3.兄たちとの再会
パーティが終わってから、ご令嬢方の追及の手を逃れたわたし。オンナの嫉妬はこわいものがあるので、まだ12歳であることを強調し、シャルル殿下の気が変わらないとは限らない、といっておいたのだ。早々にお母様をつかまえて自宅にもどり、お兄様方と会うことはかなわなかった。しばらくぶりに、再会できるはずだったんだけどなあ。わたしはいつもの元気がなく、やや落ち込んでいた。

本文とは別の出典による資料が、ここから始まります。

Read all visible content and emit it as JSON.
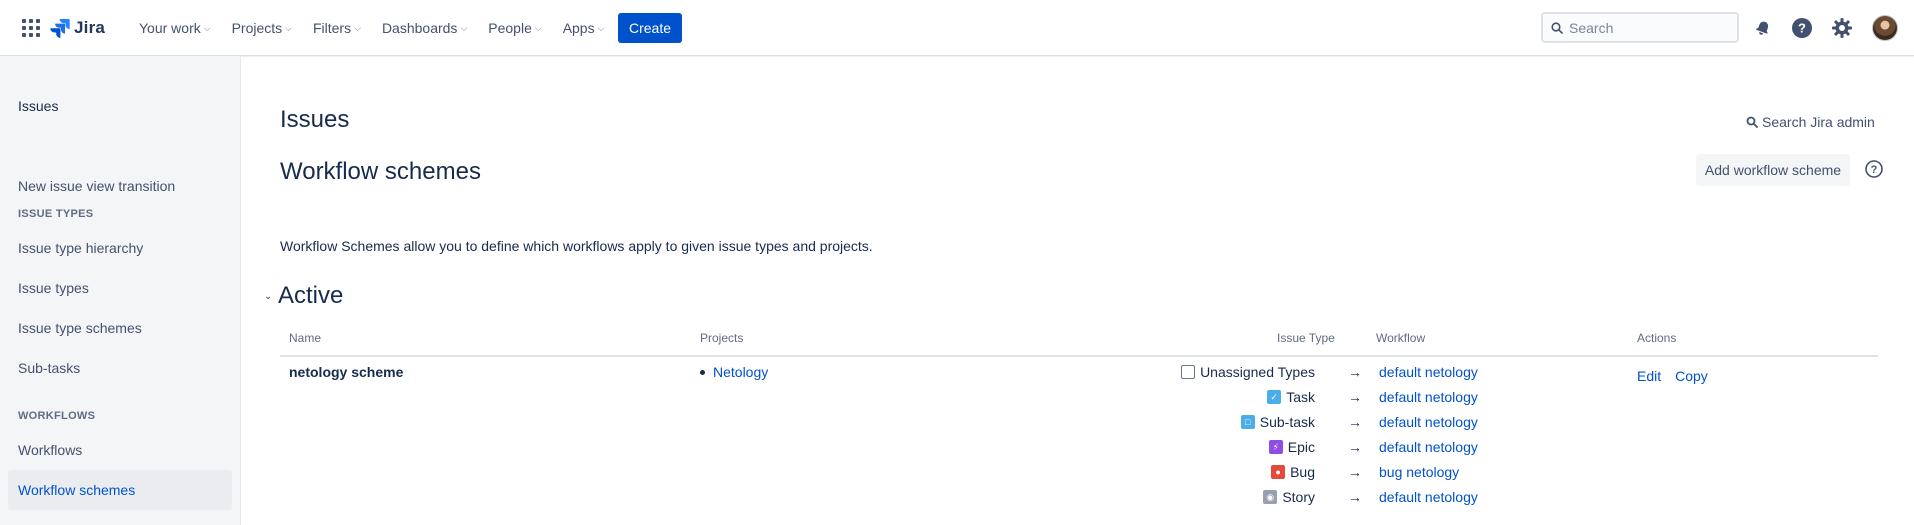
{
  "topnav": {
    "logo_text": "Jira",
    "links": [
      {
        "label": "Your work"
      },
      {
        "label": "Projects"
      },
      {
        "label": "Filters"
      },
      {
        "label": "Dashboards"
      },
      {
        "label": "People"
      },
      {
        "label": "Apps"
      }
    ],
    "create_label": "Create",
    "search_placeholder": "Search",
    "icons": [
      "app-switcher-icon",
      "notifications-icon",
      "help-icon",
      "settings-icon",
      "avatar"
    ]
  },
  "sidebar": {
    "title": "Issues",
    "items": [
      {
        "label": "New issue view transition"
      },
      {
        "label": "Issue type hierarchy"
      },
      {
        "label": "Issue types"
      },
      {
        "label": "Issue type schemes"
      },
      {
        "label": "Sub-tasks"
      },
      {
        "label": "Workflows"
      },
      {
        "label": "Workflow schemes",
        "selected": true
      }
    ],
    "sections": {
      "issue_types": "ISSUE TYPES",
      "workflows": "WORKFLOWS"
    }
  },
  "main": {
    "page_title": "Issues",
    "admin_search": "Search Jira admin",
    "section_title": "Workflow schemes",
    "add_button": "Add workflow scheme",
    "intro": "Workflow Schemes allow you to define which workflows apply to given issue types and projects.",
    "active_title": "Active",
    "table": {
      "headers": {
        "name": "Name",
        "projects": "Projects",
        "issue_type": "Issue Type",
        "workflow": "Workflow",
        "actions": "Actions"
      },
      "scheme": {
        "name": "netology scheme",
        "project": "Netology",
        "mappings": [
          {
            "issue_type": "Unassigned Types",
            "icon": "unassigned-icon",
            "arrow": "→",
            "workflow": "default netology"
          },
          {
            "issue_type": "Task",
            "icon": "task-icon",
            "arrow": "→",
            "workflow": "default netology"
          },
          {
            "issue_type": "Sub-task",
            "icon": "subtask-icon",
            "arrow": "→",
            "workflow": "default netology"
          },
          {
            "issue_type": "Epic",
            "icon": "epic-icon",
            "arrow": "→",
            "workflow": "default netology"
          },
          {
            "issue_type": "Bug",
            "icon": "bug-icon",
            "arrow": "→",
            "workflow": "bug netology"
          },
          {
            "issue_type": "Story",
            "icon": "story-icon",
            "arrow": "→",
            "workflow": "default netology"
          }
        ],
        "actions": {
          "edit": "Edit",
          "copy": "Copy"
        }
      }
    }
  },
  "colors": {
    "brand_blue": "#0052cc",
    "task": "#4bade8",
    "subtask": "#4bade8",
    "epic": "#904ee2",
    "bug": "#e5493a",
    "story": "#97a0af"
  }
}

「どうしたの、フィオナちゃん。今日はサーディとシヴィルが帰ってくるって連絡がはいったのに」
「本当ですか、お母様!嬉しいです、すぐにお出迎えの用意をいたしましょう。お兄様たちはいつまで滞在してくださるのでしょうか?」
「まだ聞いてなくてね。あの二人ならすぐよ、・・・ね?」
魔力が部屋の中に集中していくのを感じみていたら、シュンっ!と音がしてお兄様方が姿をみせた。すぐに、そばによって抱きつく。お兄様方は嬉しそうに微笑み、だきとめてくれた。

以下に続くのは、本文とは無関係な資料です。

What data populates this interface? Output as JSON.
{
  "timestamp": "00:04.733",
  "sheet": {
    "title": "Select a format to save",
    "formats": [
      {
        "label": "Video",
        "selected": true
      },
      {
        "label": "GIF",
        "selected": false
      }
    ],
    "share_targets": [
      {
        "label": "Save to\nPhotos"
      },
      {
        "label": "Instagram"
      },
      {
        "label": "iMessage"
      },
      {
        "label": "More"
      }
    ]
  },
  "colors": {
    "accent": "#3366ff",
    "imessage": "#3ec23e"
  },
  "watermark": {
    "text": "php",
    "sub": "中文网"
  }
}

「おかえりなさいませ!ずっと、お会いしたかったです。今回はいつまで屋敷におられますか?」
「しばらく、一緒だよ。嬉しいな、僕たちもだよ、フィオナ。可愛い僕らの天使。しばらくぶりだね。元気にしてたかい?」
「はい、フィオナは毎日元気にしておりました!お兄様方に追いつけるよう、日々努力しております」
離れながらそういうと、お兄様方とお母様とテーブルにつく。ルチルに紅茶をいれてもらった。暖かな、カシュカシュの紅茶。香りがたちのぼり、味わいながら飲む。日本でもあった紅茶がル―ディニアにもあるのは、嬉しいことだった。考えながら飲んでいたら、かるく肩をつかまれた。
「―――――フィオナ、聞いてるの?」
「!すみません、お兄様方。考え事をしておりました。もう一度、おっしゃっていただけますか?」
「だから、シャルル殿下の想い人になったって本当?僕達、王宮で聞いたときびっくりしちゃったよ、・・・ってフィオナ?なんでむせてるの?」
「ごほっごほっ、だ、誰がそんなことを・・・」
「え?シャルル殿下ご自身がだよ。いつも、貴族の若い女性にきかれては、フィオナが唯一想う女性だとお答えされているよ。幸せ者だね、フィオナは」
本当に嬉しそうにお兄様方は微笑むが、そのむこうにご令嬢方のこわーい顔がみえた気がして、若干引いてしまう私だった。